Our study also has limitations. First, the history of DM was self-reported. It is unlikely that participants would report this if they did not have diabetes, however, some participants may have diabetes but not realize that they have it or had it in the past. Furthermore, we have no information on the degree, duration, and complications of DM. Another limitation is that most participants in this study are white which may affect generalizability of results. Finally, there were fewer men compared with women that may have limited the ability to see statistically significant differences in men, however, the magnitude of point estimates which are unaffected by sample size suggests an attenuated DM-bone association in men.

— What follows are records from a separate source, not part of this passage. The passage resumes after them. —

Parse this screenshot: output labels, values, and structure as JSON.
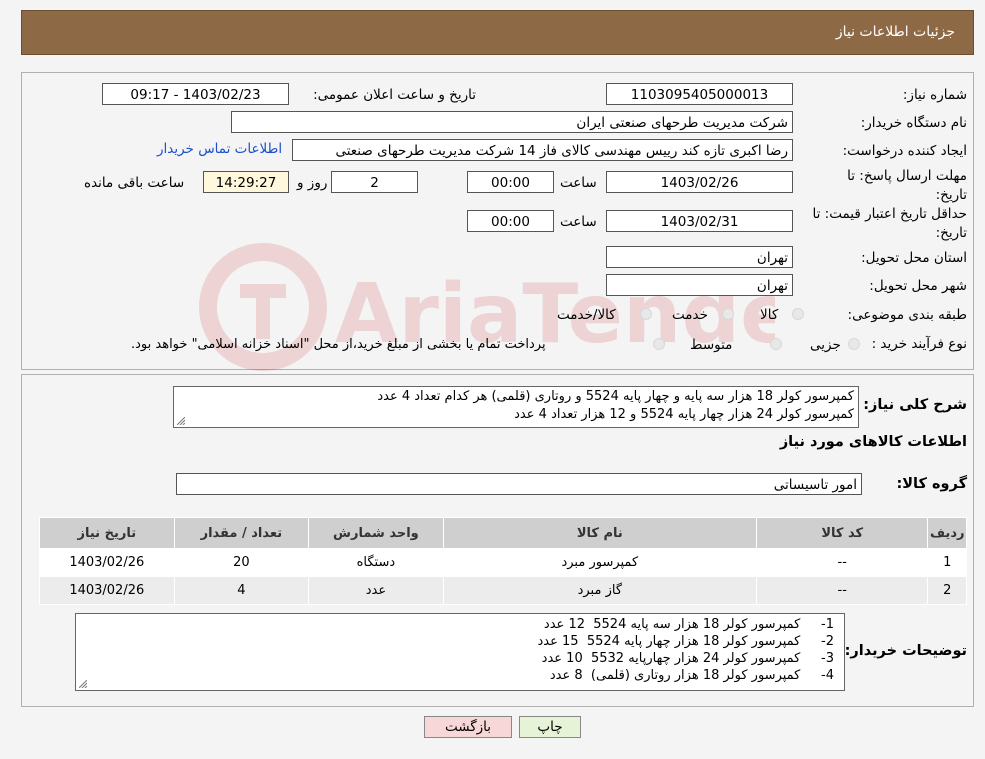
{
  "header": {
    "title": "جزئیات اطلاعات نیاز"
  },
  "form": {
    "need_number_label": "شماره نیاز:",
    "need_number": "1103095405000013",
    "announce_label": "تاریخ و ساعت اعلان عمومی:",
    "announce_value": "1403/02/23 - 09:17",
    "buyer_org_label": "نام دستگاه خریدار:",
    "buyer_org": "شرکت مدیریت طرحهای صنعتی ایران",
    "creator_label": "ایجاد کننده درخواست:",
    "creator": "رضا اکبری تازه کند رییس مهندسی کالای فاز 14 شرکت مدیریت طرحهای صنعتی",
    "contact_link": "اطلاعات تماس خریدار",
    "deadline_label": "مهلت ارسال پاسخ: تا تاریخ:",
    "deadline_date": "1403/02/26",
    "time_label": "ساعت",
    "deadline_time": "00:00",
    "days_value": "2",
    "days_label": "روز و",
    "remaining_time": "14:29:27",
    "remaining_label": "ساعت باقی مانده",
    "validity_label": "حداقل تاریخ اعتبار قیمت: تا تاریخ:",
    "validity_date": "1403/02/31",
    "validity_time": "00:00",
    "province_label": "استان محل تحویل:",
    "province": "تهران",
    "city_label": "شهر محل تحویل:",
    "city": "تهران",
    "category_label": "طبقه بندی موضوعی:",
    "category_options": [
      "کالا",
      "خدمت",
      "کالا/خدمت"
    ],
    "process_label": "نوع فرآیند خرید :",
    "process_options": [
      "جزیی",
      "متوسط"
    ],
    "process_note": "پرداخت تمام یا بخشی از مبلغ خرید،از محل \"اسناد خزانه اسلامی\" خواهد بود."
  },
  "description": {
    "label": "شرح کلی نیاز:",
    "line1": "کمپرسور کولر 18 هزار سه پایه و چهار پایه 5524 و روتاری (قلمی) هر کدام  تعداد 4 عدد",
    "line2": "کمپرسور کولر 24 هزار چهار پایه 5524  و 12 هزار تعداد 4 عدد"
  },
  "goods": {
    "section_title": "اطلاعات کالاهای مورد نیاز",
    "group_label": "گروه کالا:",
    "group_value": "امور تاسیساتی",
    "columns": [
      "ردیف",
      "کد کالا",
      "نام کالا",
      "واحد شمارش",
      "تعداد / مقدار",
      "تاریخ نیاز"
    ],
    "rows": [
      [
        "1",
        "--",
        "کمپرسور مبرد",
        "دستگاه",
        "20",
        "1403/02/26"
      ],
      [
        "2",
        "--",
        "گاز مبرد",
        "عدد",
        "4",
        "1403/02/26"
      ]
    ]
  },
  "buyer_notes": {
    "label": "توضیحات خریدار:",
    "lines": [
      "1-     کمپرسور کولر 18 هزار سه پایه 5524  12 عدد",
      "2-     کمپرسور کولر 18 هزار چهار پایه 5524  15 عدد",
      "3-     کمپرسور کولر 24 هزار چهارپایه 5532  10 عدد",
      "4-     کمپرسور کولر 18 هزار روتاری (قلمی)  8 عدد"
    ]
  },
  "buttons": {
    "print": "چاپ",
    "back": "بازگشت"
  },
  "watermark": {
    "text": "AriaTender.neT"
  },
  "colors": {
    "header_bg": "#8d6a45",
    "link": "#1a4fd0",
    "back_btn_bg": "#f7d7d7"
  }
}
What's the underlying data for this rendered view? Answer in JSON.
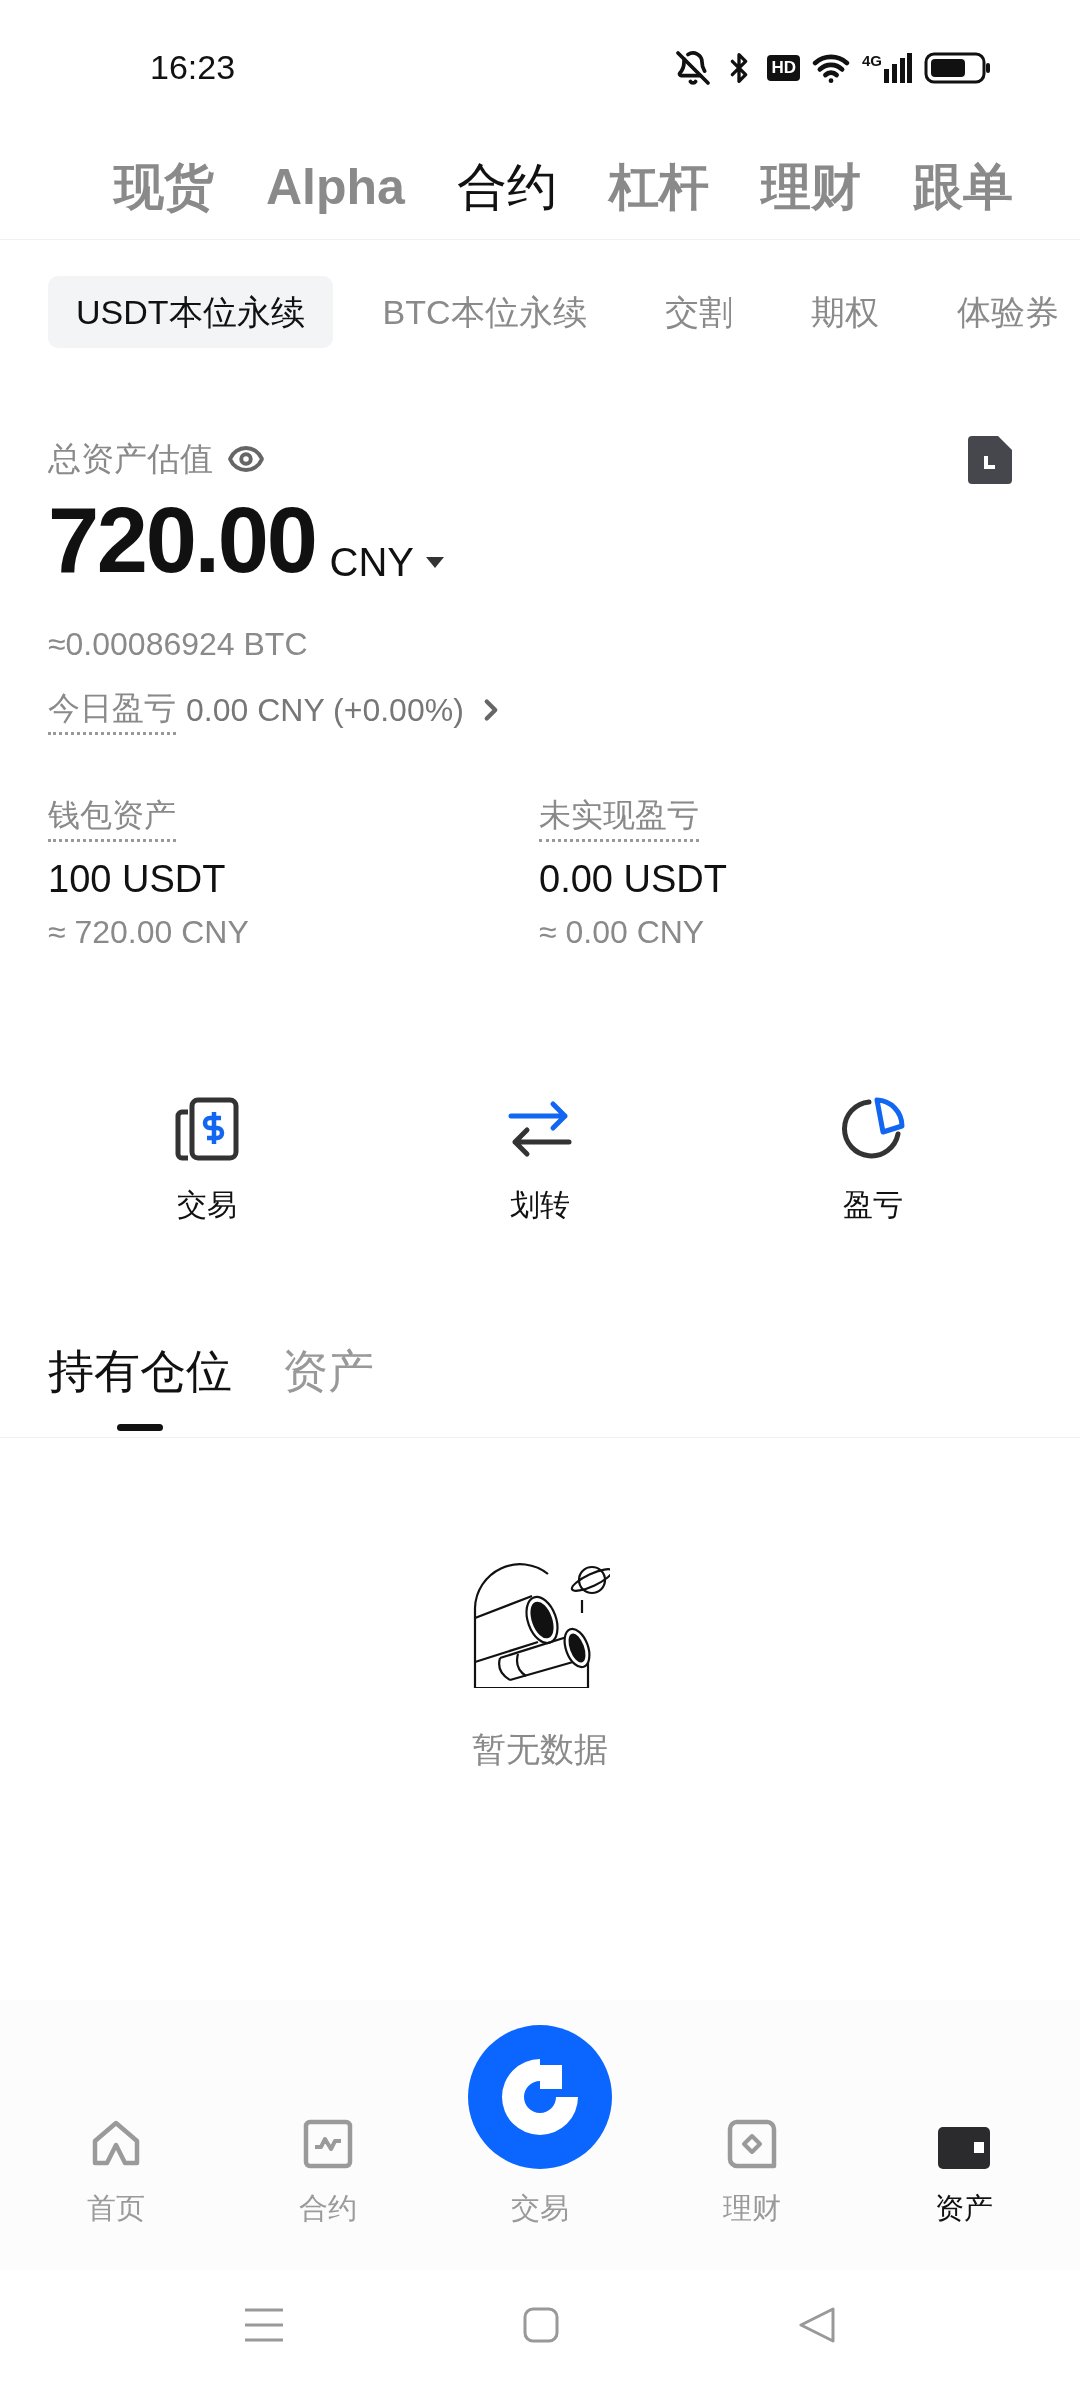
{
  "status_bar": {
    "time": "16:23",
    "hd": "HD",
    "network": "4G"
  },
  "top_tabs": [
    {
      "label": "现货",
      "selected": false
    },
    {
      "label": "Alpha",
      "selected": false
    },
    {
      "label": "合约",
      "selected": true
    },
    {
      "label": "杠杆",
      "selected": false
    },
    {
      "label": "理财",
      "selected": false
    },
    {
      "label": "跟单",
      "selected": false
    }
  ],
  "sub_tabs": [
    {
      "label": "USDT本位永续",
      "selected": true
    },
    {
      "label": "BTC本位永续",
      "selected": false
    },
    {
      "label": "交割",
      "selected": false
    },
    {
      "label": "期权",
      "selected": false
    },
    {
      "label": "体验券",
      "selected": false
    }
  ],
  "total": {
    "label": "总资产估值",
    "value": "720.00",
    "currency": "CNY",
    "btc": "≈0.00086924 BTC",
    "today_label": "今日盈亏",
    "today_value": "0.00 CNY (+0.00%)"
  },
  "balances": [
    {
      "label": "钱包资产",
      "value": "100 USDT",
      "approx": "≈ 720.00 CNY"
    },
    {
      "label": "未实现盈亏",
      "value": "0.00 USDT",
      "approx": "≈ 0.00 CNY"
    }
  ],
  "actions": [
    {
      "kind": "trade",
      "label": "交易"
    },
    {
      "kind": "transfer",
      "label": "划转"
    },
    {
      "kind": "pnl",
      "label": "盈亏"
    }
  ],
  "section_tabs": [
    {
      "label": "持有仓位",
      "selected": true
    },
    {
      "label": "资产",
      "selected": false
    }
  ],
  "empty_state": {
    "message": "暂无数据"
  },
  "bottom_nav": [
    {
      "kind": "home",
      "label": "首页",
      "selected": false
    },
    {
      "kind": "futures",
      "label": "合约",
      "selected": false
    },
    {
      "kind": "trade",
      "label": "交易",
      "selected": false
    },
    {
      "kind": "earn",
      "label": "理财",
      "selected": false
    },
    {
      "kind": "assets",
      "label": "资产",
      "selected": true
    }
  ]
}
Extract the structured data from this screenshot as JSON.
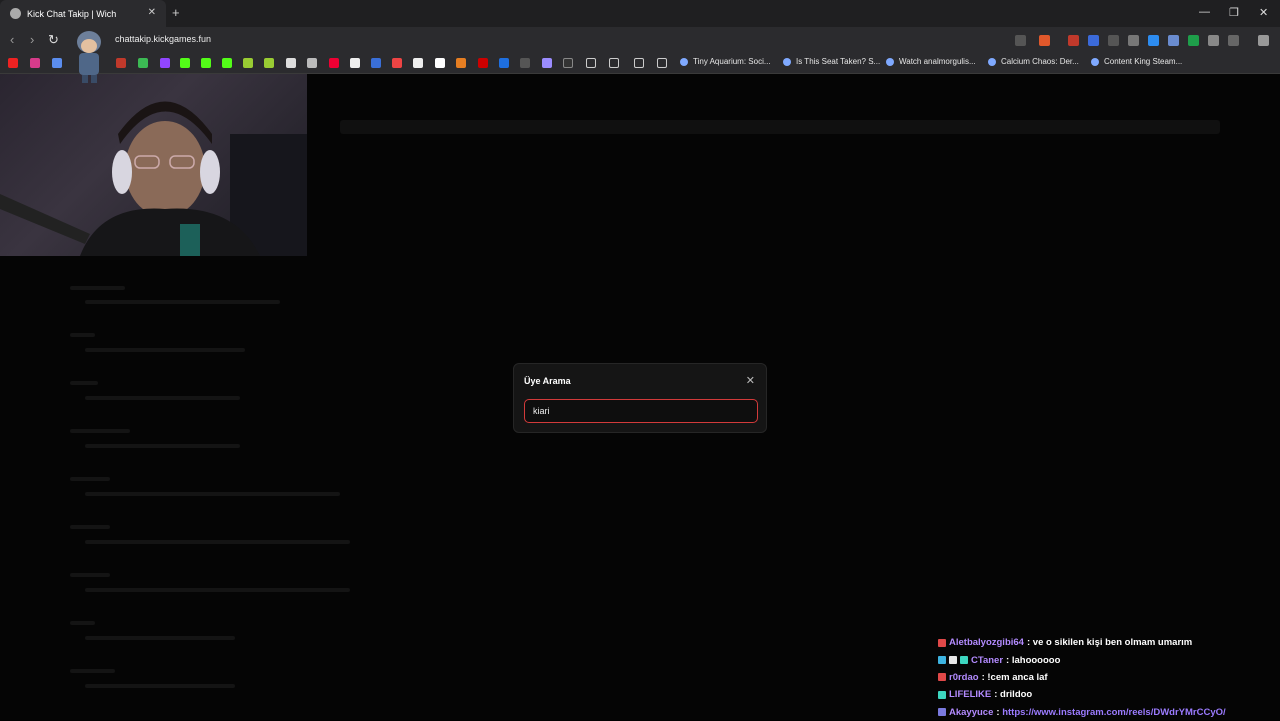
{
  "browser": {
    "tab_title": "Kick Chat Takip | Wich",
    "tab_close": "✕",
    "new_tab": "+",
    "url": "chattakip.kickgames.fun",
    "window_controls": [
      "—",
      "❐",
      "✕"
    ],
    "nav": {
      "back": "‹",
      "forward": "›",
      "reload": "↻"
    },
    "bookmarks": [
      "Tiny Aquarium: Soci...",
      "Is This Seat Taken? S...",
      "Watch analmorgulis...",
      "Calcium Chaos: Der...",
      "Content King Steam..."
    ]
  },
  "modal": {
    "title": "Üye Arama",
    "close": "✕",
    "input_value": "kiari"
  },
  "chat": [
    {
      "user": "Aletbalyozgibi64",
      "sep": ":",
      "message": "ve o sikilen kişi ben olmam umarım",
      "user_color": "#b38bff",
      "badges": [
        "#e04848"
      ]
    },
    {
      "user": "CTaner",
      "sep": ":",
      "message": "lahoooooo",
      "user_color": "#b38bff",
      "badges": [
        "#3db3e0",
        "#e8e8e8",
        "#3dd6c0"
      ]
    },
    {
      "user": "r0rdao",
      "sep": ":",
      "message": "!cem anca laf",
      "user_color": "#b38bff",
      "badges": [
        "#e04848"
      ]
    },
    {
      "user": "LIFELIKE",
      "sep": ":",
      "message": "drildoo",
      "user_color": "#b38bff",
      "badges": [
        "#3dd6c0"
      ]
    },
    {
      "user": "Akayyuce",
      "sep": ":",
      "message": "https://www.instagram.com/reels/DWdrYMrCCyO/",
      "user_color": "#b38bff",
      "badges": [
        "#7a7adf"
      ],
      "is_link": true
    }
  ]
}
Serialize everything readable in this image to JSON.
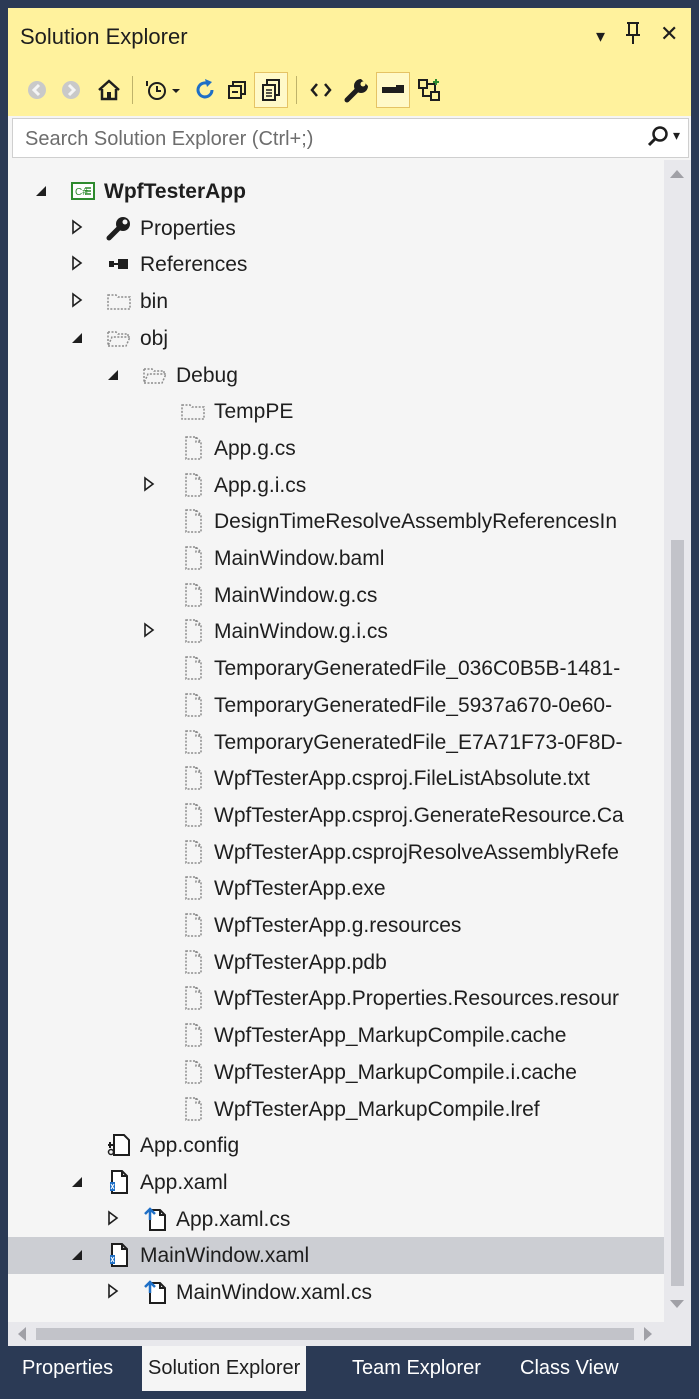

5. Conclusions and Implications

Our study suggests that in older residents of LTC facilities, DM has greater detrimental effects on bone microarchitecture which may be missed by relying solely on BMD for assessment of bone health. Measures of skeletal architecture such as TBS should be considered in all patients with DM. Further studies are needed to examine TBS and fracture risk prediction in patients with DM.

Data Availability

The data used to support the findings of this study are included within the article.

Conflicts of Interest

The authors declare that they have no conflicts of interest.

Acknowledgments

This study was supported by the National Institutes of Health (grant nos. R01AG052123, R01AG050302, T32AG021885, and K07AG052668) and Pepper Older Americans Independence Centers (grant no. P30AG024827).